Obama’s case would be stronger, however, if augmented with some new proposals. A vote for Obama should mean more than consolidating the reforms of his first term and fending off the Republicans’ dismantling of the New Deal. In Tuesday night’s debate, why not unveil a plan to reinstate the Glass-Steagall barrier between investment banks and federally insured depositor banks? How about putting a ceiling on the level of assets a bank can have, as Sen. Sherrod Brown (D-Ohio) has proposed? These ideas aren’t just prudential economics; they would also align the president with Main Street against Wall Street.

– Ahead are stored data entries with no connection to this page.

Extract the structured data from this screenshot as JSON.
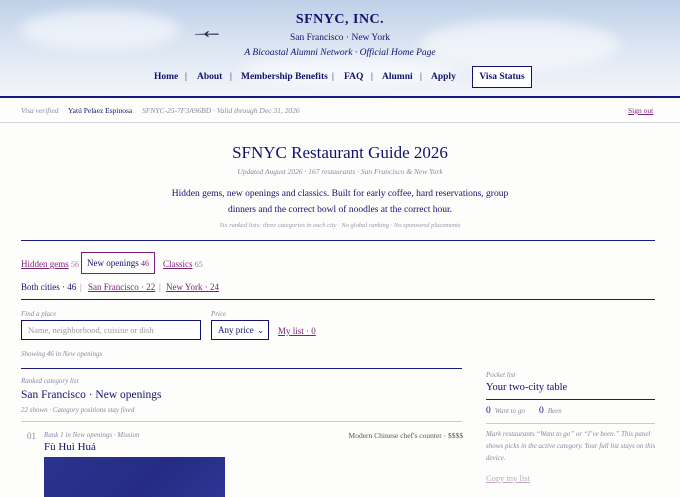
{
  "header": {
    "brand": "SFNYC, INC.",
    "cities": "San Francisco · New York",
    "tagline": "A Bicoastal Alumni Network · Official Home Page",
    "nav": [
      "Home",
      "About",
      "Membership Benefits",
      "FAQ",
      "Alumni",
      "Apply"
    ],
    "visa_button": "Visa Status"
  },
  "visa_bar": {
    "label": "Visa verified",
    "name": "Yatú Pelaez Espinosa",
    "id_text": "SFNYC-25-7F3A96BD · Valid through Dec 31, 2026",
    "sign_out": "Sign out"
  },
  "guide": {
    "title": "SFNYC Restaurant Guide 2026",
    "updated": "Updated August 2026 · 167 restaurants · San Francisco & New York",
    "intro": "Hidden gems, new openings and classics. Built for early coffee, hard reservations, group dinners and the correct bowl of noodles at the correct hour.",
    "note": "Six ranked lists: three categories in each city · No global ranking · No sponsored placements"
  },
  "tabs": [
    {
      "label": "Hidden gems",
      "count": "56"
    },
    {
      "label": "New openings",
      "count": "46"
    },
    {
      "label": "Classics",
      "count": "65"
    }
  ],
  "cities": [
    {
      "label": "Both cities · 46"
    },
    {
      "label": "San Francisco · 22"
    },
    {
      "label": "New York · 24"
    }
  ],
  "filters": {
    "find_label": "Find a place",
    "search_placeholder": "Name, neighborhood, cuisine or dish",
    "price_label": "Price",
    "price_value": "Any price",
    "my_list": "My list · 0",
    "showing": "Showing 46 in New openings"
  },
  "list": {
    "label": "Ranked category list",
    "title": "San Francisco · New openings",
    "shown": "22 shown · Category positions stay fixed",
    "entries": [
      {
        "num": "01",
        "meta": "Rank 1 in New openings · Mission",
        "cuisine": "Modern Chinese chef's counter · $$$$",
        "name": "Fù Huì Huá"
      }
    ]
  },
  "pocket": {
    "label": "Pocket list",
    "title": "Your two-city table",
    "want_count": "0",
    "want_label": "Want to go",
    "been_count": "0",
    "been_label": "Been",
    "text": "Mark restaurants “Want to go” or “I’ve been.” This panel shows picks in the active category. Your full list stays on this device.",
    "copy": "Copy my list"
  }
}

Such an alignment would work to the president’s advantage not only in itself but also because Romney remains a creature of Wall Street, a man comfortable in homes where he can casually slander half of the American people to the quiet approbation of his donors. Which brings us to Hillel’s second question — “If I am only for myself, what am I?” — a query that many Americans would like to pose to the nation’s increasingly decoupled rich citizens, whose stock holdings rise in value while median incomes fall and whose profits increase as wages decline. It’s a question Obama should pose to Romney, who isn’t for himself only, of course, but is surely a tribune for the disconnected 1 percent, championing tax, labor and regulation policies that would benefit them at the expense of the other 99 percent.

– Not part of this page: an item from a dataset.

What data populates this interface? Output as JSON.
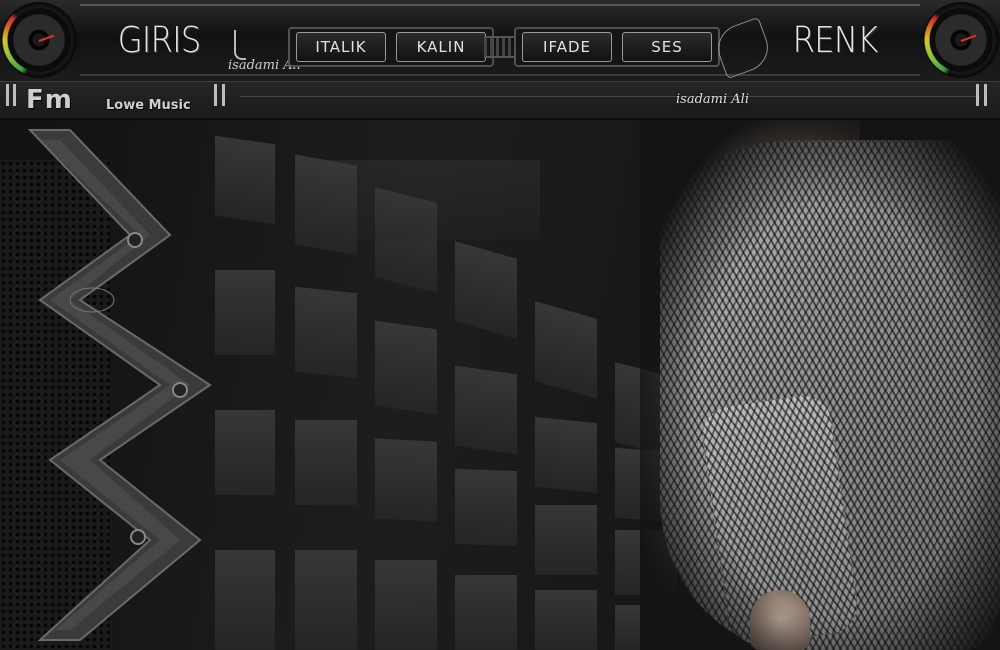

Even though the president’s standing in the polls has weakened, public assessment of the candidates’ class orientations has not shifted. Obama still has a huge lead on the question of who is better attuned to middle-class concerns; Romney is still identified as having policies that would disproportionately comfort the already very comfortable. Vice President Biden drove home this point with a sledgehammer in last week’s debate. Obama will never have Biden’s street-corner sass; there is no populism in the president’s DNA. But Romney’s tax proposals and his insistence on repealing financial regulations would so coddle the rich at the expense of the general welfare that Obama should attack them in the name not of class but of the nation. At this stage in the campaign, angering a few more hedge-fund guys will only help the president in Ohio, Florida and Nevada.
Before he takes the stage Tuesday, Obama would do well to recall Hillel’s third question: “If not now, when?” This is the night to stand for himself and those Americans whose lives and fortunes are linked to the real economy, not the world of arbitrage and offshore banks. Tomorrow might be too late.